Show HN: QonQrete – Local-first multi-agent system for sandboxed code generation
github.comI’ve been working on an open-source project called QonQrete and would like feedback from HN.
What it is
QonQrete is a local-first, agent-based orchestration system for code generation. It coordinates multiple LLM “agents” to plan, write, and review code, while keeping execution inside a sandbox on your own infrastructure. Think of it as a construction yard for AI-assisted development that you run yourself.
Why I built it
Most multi-agent demos I saw had two issues:
– Security: generated code often runs in the same environment that’s orchestrating it.
– Observability/control: long agent chains become opaque, and it’s hard to insert human checkpoints cleanly.
I wanted a setup where:
– Agent-produced code runs in isolated containers.
– The orchestration layer never directly executes that code on the host.
– You can choose between fully automatic cycles and human-in-the-loop approval.
Architecture
Current pipeline:
– InstruQtor: takes a high-level task and breaks it into an execution plan.
– ConstruQtor: follows the plan and generates code/artifacts.
– InspeQtor: reviews outputs, flags issues, and can request another iteration.
Under the hood, each agent is just an LLM API call with a different role. Execution happens in containerized “microsandboxes” (Docker today). The host only sees artifacts that passed through the review step.

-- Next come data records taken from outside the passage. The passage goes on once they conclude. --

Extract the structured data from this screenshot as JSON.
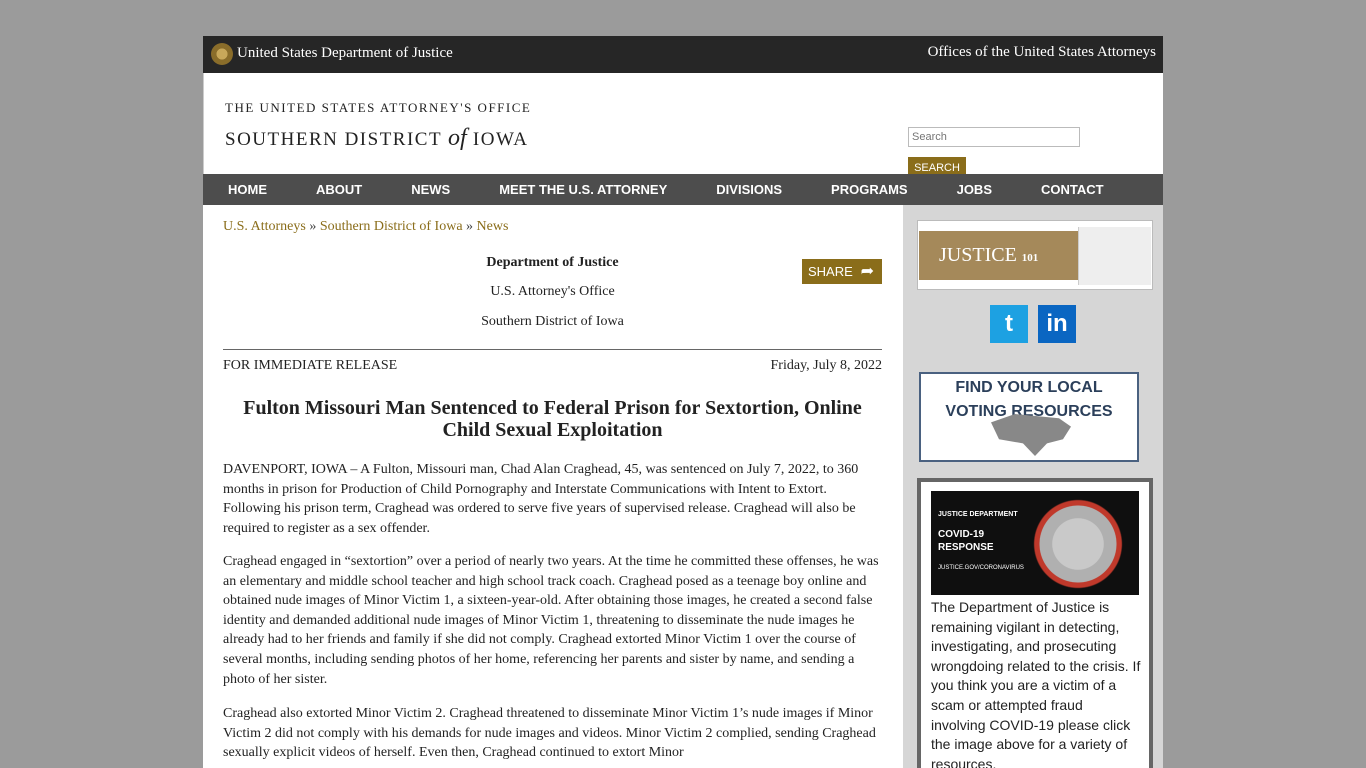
{
  "topbar": {
    "agency": "United States Department of Justice",
    "offices": "Offices of the United States Attorneys"
  },
  "header": {
    "logo_line1": "THE UNITED STATES ATTORNEY'S OFFICE",
    "logo_line2_a": "SOUTHERN DISTRICT",
    "logo_line2_of": "of",
    "logo_line2_b": "IOWA",
    "search_placeholder": "Search",
    "search_button": "SEARCH"
  },
  "nav": [
    "HOME",
    "ABOUT",
    "NEWS",
    "MEET THE U.S. ATTORNEY",
    "DIVISIONS",
    "PROGRAMS",
    "JOBS",
    "CONTACT"
  ],
  "breadcrumb": {
    "items": [
      "U.S. Attorneys",
      "Southern District of Iowa",
      "News"
    ],
    "sep": "»"
  },
  "press": {
    "dept": "Department of Justice",
    "office": "U.S. Attorney's Office",
    "district": "Southern District of Iowa",
    "share": "SHARE",
    "release": "FOR IMMEDIATE RELEASE",
    "date": "Friday, July 8, 2022",
    "title": "Fulton Missouri Man Sentenced to Federal Prison for Sextortion, Online Child Sexual Exploitation",
    "paragraphs": [
      "DAVENPORT, IOWA – A Fulton, Missouri man, Chad Alan Craghead, 45, was sentenced on July 7, 2022, to 360 months in prison for Production of Child Pornography and Interstate Communications with Intent to Extort. Following his prison term, Craghead was ordered to serve five years of supervised release. Craghead will also be required to register as a sex offender.",
      "Craghead engaged in “sextortion” over a period of nearly two years. At the time he committed these offenses, he was an elementary and middle school teacher and high school track coach. Craghead posed as a teenage boy online and obtained nude images of Minor Victim 1, a sixteen-year-old. After obtaining those images, he created a second false identity and demanded additional nude images of Minor Victim 1, threatening to disseminate the nude images he already had to her friends and family if she did not comply. Craghead extorted Minor Victim 1 over the course of several months, including sending photos of her home, referencing her parents and sister by name, and sending a photo of her sister.",
      "Craghead also extorted Minor Victim 2. Craghead threatened to disseminate Minor Victim 1’s nude images if Minor Victim 2 did not comply with his demands for nude images and videos. Minor Victim 2 complied, sending Craghead sexually explicit videos of herself. Even then, Craghead continued to extort Minor"
    ]
  },
  "sidebar": {
    "justice101": "JUSTICE",
    "justice101_num": "101",
    "twitter": "t",
    "linkedin": "in",
    "vote_line1": "FIND YOUR LOCAL",
    "vote_line2": "VOTING RESOURCES",
    "covid_l1": "JUSTICE DEPARTMENT",
    "covid_l2": "COVID-19",
    "covid_l3": "RESPONSE",
    "covid_l4": "JUSTICE.GOV/CORONAVIRUS",
    "covid_text": "The Department of Justice is remaining vigilant in detecting, investigating, and prosecuting wrongdoing related to the crisis. If you think you are a victim of a scam or attempted fraud involving COVID-19 please click the image above for a variety of resources."
  }
}
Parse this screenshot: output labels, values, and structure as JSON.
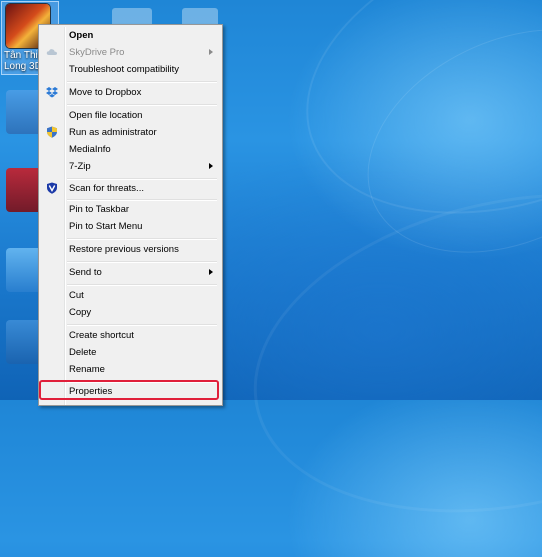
{
  "desktop": {
    "selected_icon_label_line1": "Tân Thiê",
    "selected_icon_label_line2": "Long 3D"
  },
  "context_menu": {
    "items": [
      {
        "label": "Open",
        "bold": true
      },
      {
        "label": "SkyDrive Pro",
        "disabled": true,
        "submenu": true,
        "icon": "cloud-icon"
      },
      {
        "label": "Troubleshoot compatibility"
      },
      {
        "label": "Move to Dropbox",
        "icon": "dropbox-icon"
      },
      {
        "label": "Open file location"
      },
      {
        "label": "Run as administrator",
        "icon": "uac-shield-icon"
      },
      {
        "label": "MediaInfo"
      },
      {
        "label": "7-Zip",
        "submenu": true
      },
      {
        "label": "Scan for threats...",
        "icon": "antivirus-shield-icon"
      },
      {
        "label": "Pin to Taskbar"
      },
      {
        "label": "Pin to Start Menu"
      },
      {
        "label": "Restore previous versions"
      },
      {
        "label": "Send to",
        "submenu": true
      },
      {
        "label": "Cut"
      },
      {
        "label": "Copy"
      },
      {
        "label": "Create shortcut"
      },
      {
        "label": "Delete"
      },
      {
        "label": "Rename"
      },
      {
        "label": "Properties",
        "highlighted": true
      }
    ]
  },
  "colors": {
    "highlight_border": "#e01f3a",
    "menu_background": "#f0f0f0",
    "disabled_text": "#8a8a8a"
  }
}
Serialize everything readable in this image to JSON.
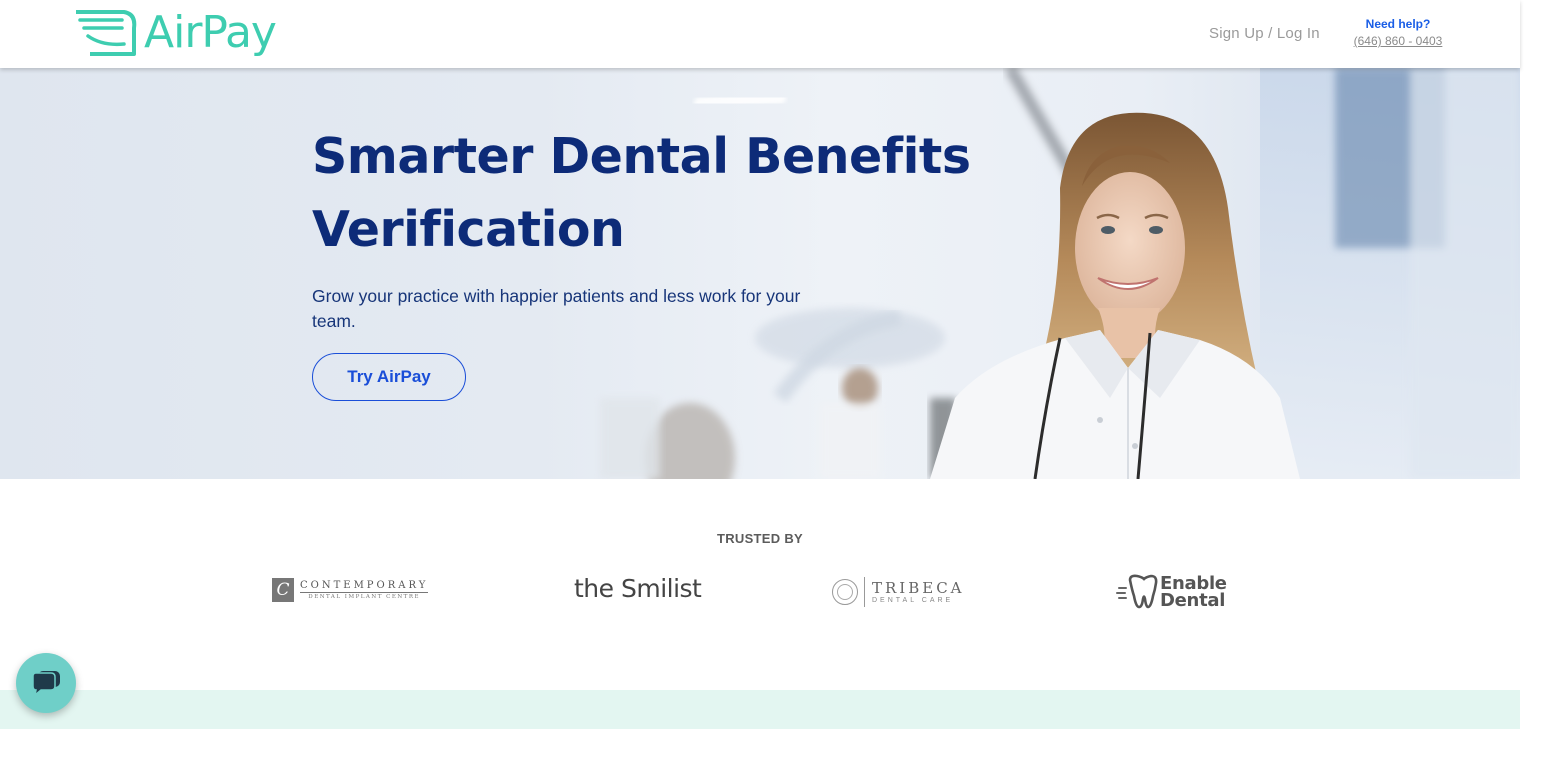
{
  "header": {
    "logo_text": "AirPay",
    "signup_label": "Sign Up / Log In",
    "help_label": "Need help?",
    "help_phone": "(646) 860 - 0403"
  },
  "hero": {
    "title_line1": "Smarter Dental Benefits",
    "title_line2": "Verification",
    "subtitle": "Grow your practice with happier patients and less work for your team.",
    "cta_label": "Try AirPay"
  },
  "trusted": {
    "label": "TRUSTED BY",
    "logos": [
      {
        "name": "Contemporary Dental Implant Centre",
        "main": "CONTEMPORARY",
        "sub": "DENTAL IMPLANT CENTRE",
        "mark": "C"
      },
      {
        "name": "the Smilist",
        "text": "the Smilist"
      },
      {
        "name": "Tribeca Dental Care",
        "main": "TRIBECA",
        "sub": "DENTAL CARE"
      },
      {
        "name": "Enable Dental",
        "line1": "Enable",
        "line2": "Dental"
      }
    ]
  },
  "colors": {
    "brand_teal": "#3ecdb0",
    "navy": "#0d2b78",
    "link_blue": "#1a4ed8",
    "band_mint": "#e3f6f1",
    "chat_teal": "#6fcfc8"
  },
  "icons": {
    "logo_wings": "wings-icon",
    "chat": "chat-bubbles-icon"
  }
}
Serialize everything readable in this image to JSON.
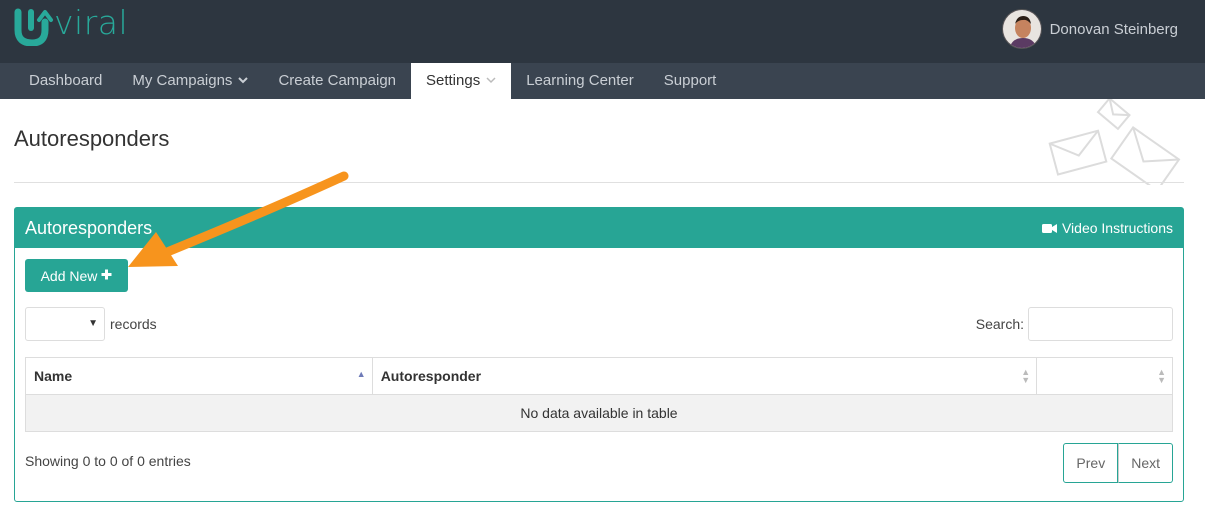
{
  "brand": {
    "logo_text": "viral",
    "accent_color": "#27a595"
  },
  "user": {
    "name": "Donovan Steinberg"
  },
  "nav": {
    "items": [
      {
        "label": "Dashboard"
      },
      {
        "label": "My Campaigns",
        "caret": "⌄"
      },
      {
        "label": "Create Campaign"
      },
      {
        "label": "Settings",
        "caret": "⌄",
        "active": true
      },
      {
        "label": "Learning Center"
      },
      {
        "label": "Support"
      }
    ]
  },
  "page": {
    "title": "Autoresponders"
  },
  "panel": {
    "title": "Autoresponders",
    "video_label": "Video Instructions",
    "video_icon": "video-camera-icon",
    "add_button": "Add New",
    "add_icon": "✚",
    "length_label": "records",
    "length_value": "",
    "search_label": "Search:",
    "search_value": "",
    "table": {
      "columns": [
        "Name",
        "Autoresponder",
        ""
      ],
      "empty_message": "No data available in table"
    },
    "info": "Showing 0 to 0 of 0 entries",
    "pager": {
      "prev": "Prev",
      "next": "Next"
    }
  },
  "annotation": {
    "arrow_color": "#f7941d"
  }
}
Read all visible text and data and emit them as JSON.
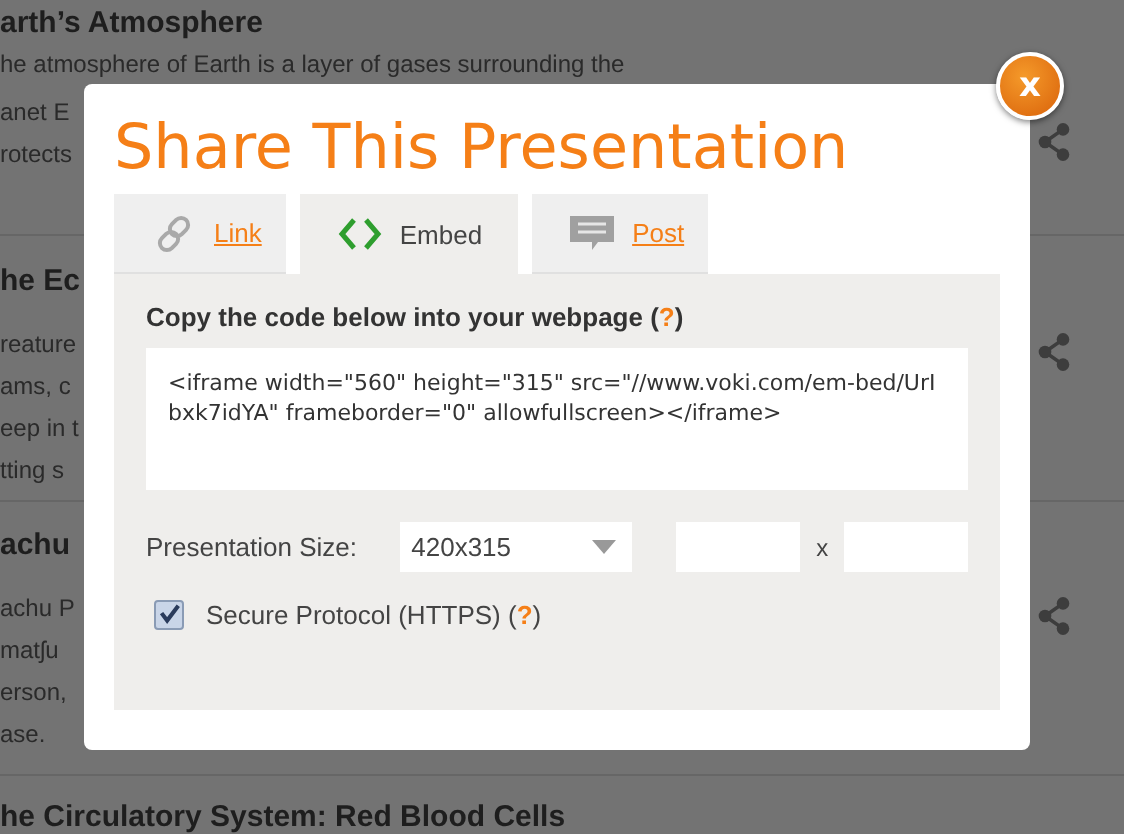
{
  "articles": [
    {
      "title": "arth’s Atmosphere",
      "lines": [
        "he atmosphere of Earth is a layer of gases surrounding the",
        "anet E",
        "rotects"
      ]
    },
    {
      "title": "he Ec",
      "lines": [
        "reature",
        "ams, c",
        "eep in t",
        "tting s"
      ]
    },
    {
      "title": "achu",
      "lines": [
        "achu P",
        "matʃu",
        "erson,",
        "ase."
      ]
    },
    {
      "title": "he Circulatory System: Red Blood Cells"
    }
  ],
  "dialog": {
    "title": "Share This Presentation",
    "close": "x",
    "tabs": [
      {
        "label": "Link",
        "kind": "link",
        "selected": false
      },
      {
        "label": "Embed",
        "kind": "code",
        "selected": true
      },
      {
        "label": "Post",
        "kind": "comment",
        "selected": false
      }
    ],
    "heading": "Copy the code below into your webpage (**?**)",
    "embed_code": "<iframe width=\"560\" height=\"315\" src=\"//www.voki.com/em-bed/UrIbxk7idYA\" frameborder=\"0\" allowfullscreen></iframe>",
    "size": {
      "label": "Presentation Size:",
      "value": "420x315",
      "separator": "x"
    },
    "secure": {
      "label": "Secure Protocol (HTTPS) (**?**)",
      "checked": true
    }
  }
}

Security model (current state)
The prototype:
– Runs generated code in throwaway containers with specific volume mounts.
– Keeps orchestration separate from the execution sandbox.
– Treats all agent-generated code as untrusted.
It’s not a formal sandbox or a security product; it’s a pragmatic attempt to avoid “let the LLM directly edit your repo and run scripts on your laptop”. I’d be very interested in feedback from people with stronger threat models or prior art here.
Execution modes
Two modes:
– Autonomous: agents can run through multiple cycles without input until a stopping condition.
– User-gated: the system pauses at checkpoints (after plan, first implementation, etc.) and waits for you to approve, adjust instructions, or stop.
LLM providers
The orchestration layer is provider-agnostic. You can configure different providers per agent (e.g. smaller model for planning, stronger model for implementation, reasoning-focused model for review). It currently supports OpenAI, Gemini, Claude, and DeepSeek via API keys.
Local-first
QonQrete doesn’t host anything. You run it on your own machine or server:
– No external service or managed backend.
– Your API keys stay local.
– Artifacts live in your filesystem/Git.
The repo includes a basic CLI and example flows.
Status
Early-stage:
– Core three-agent pipeline works.
– Microsandbox execution is functional but evolving.
– A TUI for inspecting cycles is in progress.
I’m not claiming this is the right way to do multi-agent systems; it’s an experiment in making them more observable and less risky to run.
What I’d like feedback on
– Does the orchestration vs execution separation make sense?
– Are the agent roles (plan → build → review) structured in a sane way?
– Thoughts on the sandboxing approach and likely failure modes?
– Does this add enough value over simpler “single-agent with tools” setups?
Repo
Code, setup instructions, and examples:
Mini quickstart
Target: Linux / macOS / Windows with Docker installed and running.
1. Get the code
git clone https://github.com/illdynamics/qonqrete
cd qonqrete
chmod +x qonqrete.sh
2. Set API keys for the providers you want to use (only these are required):
export OPENAI_API_KEY='...'
export GOOGLE_API_KEY='...' # or GEMINI_API_KEY
export ANTHROPIC_API_KEY='...'
export DEEPSEEK_API_KEY='...'
3. One-time init
./qonqrete.sh init
4. Define your tasQ
Edit `worqspace/tasq.md`, e.g.:
“Create a simple Python web server on port 8080 that returns 'Hello, QonQrete!' for all requests. The script should be executable.”
5. Run a cyQle
# TUI + security-focused agent personas
./qonqrete.sh run --tui --mode security
# Auto mode with fine-grained task breakdown
./qonqrete.sh run --auto --briq-sensitivity 1
# Force user-gated mode
./qonqrete.sh run --user
At a CheQpoint, if you are not running in autonomous mode, you’ll be prompted to [Q]ontinue, [T]weaQ, or [X]Quit.
When running in autonomous mode, press Ctrl+C to stop at any time. Your code will be persisted inside the qodeyard directory.